Meatless Farm made plant-based alternatives to meat and was stocked in major UK supermarkets, but made its 50-strong workforce redundant on Friday.
In 2021 at its peak, it sold over £11m worth of its plant-based mince, burgers and chicken breasts.
The firm's demise comes amid a wider slump in demand for meat alternatives.
Insolvency firm Kroll is now advising the firm on its options, as the company's website says it is "currently unavailable".
Commercial director Tim Offer said on his Linkedin profile: "Sadly, my time at Meatless Farm has come to an end… the business has unfortunately made all the teams redundant."
His comments were echoed by the company's interim finance executive John Loughrey who said he and other colleagues were looking for their "next assignment".
Meatless Farm sold its products in the US, China, and several European countries.
The firm was established in 2016 by Danish entrepreneur Morten Toft Bech in Leeds and reportedlyboasted cyclist Mark Cavendish MBE as an investor.
Though sales in some parts of the vegan food industry – such as plant-based milks, cheese and yoghurt – had continued to do well, demand for plant-based "meats" had slowed, according to Euromonitor industry manager and food researcher Tom Rees.
"This stagnation is coming out of the US and is having a negative effect on the global picture," he said.
The plant-based meat replacement market in the UK was a crowded one, he said, and Meatless Farm was "not a top 10 player".
The company accounted for just 1.2% share of the market in 2022, compared with bigger rival Beyond Meat, which claimed 3.3%, Mr Rees said.
In the UK, shoppers facing a cost-of-living crisis had also been put off by prices, which are typically higher than the products they are trying to replace. Buyers had also become more discerning, he added.
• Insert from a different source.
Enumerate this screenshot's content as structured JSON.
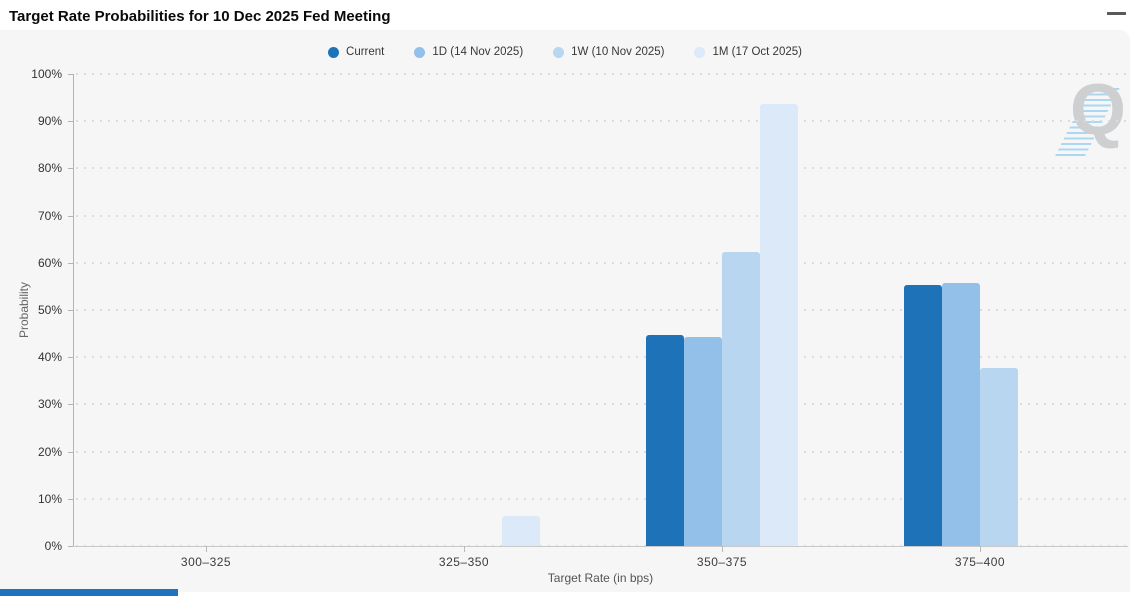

"We've had a real glut of products on the market with supermarkets pushing their own ranges and outstanding brands. Now consumers have decided which ones they like," Mr Rees said.
Rival plant-based firms have also been affected by the slowdown, which saw sales of meat-replacement products fall £37.3m, or 7.4%, in the year to September 2022, according to research from NielsenIQ.
Sausage producer Heck, also based in Yorkshire, recently reduced its vegan range citing lack of consumer demand.
In March industry giant Nestle said its Garden Gourmet plant-based vegan brand would no longer be sold in UK shops, less than two years after it first appeared on shelves.